Director: Howard J Ford & Jon Ford
Starring: Robert Freeman and Prince David Oseia
Certificate: 18
Running Time: 101 minutes
DVD Release Date: 10 October
Lieutenant Brian Murphy (Robert Freeman) is on the last evacuated plane out of an unnamed African city, following what appears to be a worldwide zombie apocalypse. The plane crashes and he’s the sole survivor, washing up on a coast and facing a long trek across unforgiving landscapes to get to safety. Along the way he meets up with Sergeant Daniel Dembele (Prince David Osei), a soldier whose village has been torn apart by zombies and who is now on the trail of his son and they decide to join forces, heading for a military base in the north.

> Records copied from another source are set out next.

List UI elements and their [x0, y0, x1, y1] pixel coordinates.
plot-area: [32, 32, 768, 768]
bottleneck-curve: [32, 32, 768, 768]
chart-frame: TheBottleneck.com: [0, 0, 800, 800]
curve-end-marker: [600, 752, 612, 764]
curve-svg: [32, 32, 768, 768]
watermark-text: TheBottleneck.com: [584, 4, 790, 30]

And that, pretty much, is it. A zombified road movie, filmed on location in Burkina Faso, Ghana and the Sahara Desert, this is a beautiful film to look at and every opportunity is taken to show the wide vistas and glorious sunrises/sunsets (several key scenes are shot at ‘golden hour’). Unfortunately, it’s terribly, unforgivably slow.
The zombies – and there are a lot of them – are old-school shamblers and that’s nice to see. However, with the vast open spaces on show here, slow zombies are not something to be particularly afraid of. Plus the director and editor (same person) keep showing the walking dead, wandering into shot, as if we’d forgotten what the threat is: because it is very easy to forget, since this is terribly, unforgivably slow.
The acting is okay, for this kind of thing, though nobody on screen will win any awards. The music is sparse, but well used and the effects, on the whole, are very good with some nice cuts between prosthetics and CGI that are quite shocking at times. However, the film really falls down with the pacing. Whether to highlight the unseen-before locations or for other reasons it’s hard to fathom, Murphy spends a lot of time walking from point A to point B and, once he falls in with Dembele, they spend a lot of time driving from point A to point B. Conversation is limited, but we are treated to long, long two-shots of the leads in the cab of their little truck as they trundle along.
Perhaps it’s because the Ford Brothers undertook a lot of jobs on the project – co-directing, camera operating, editing (Howard), steadicam (Jon) – that they were left to their own devices where what was really needed was for someone to come in and suggest cutting out at least twenty minutes, if not more, from the production. Not a bad film, by any stretch of the imagination and it does try to be different, but the pace will put off anyone other than ardent zombie completists.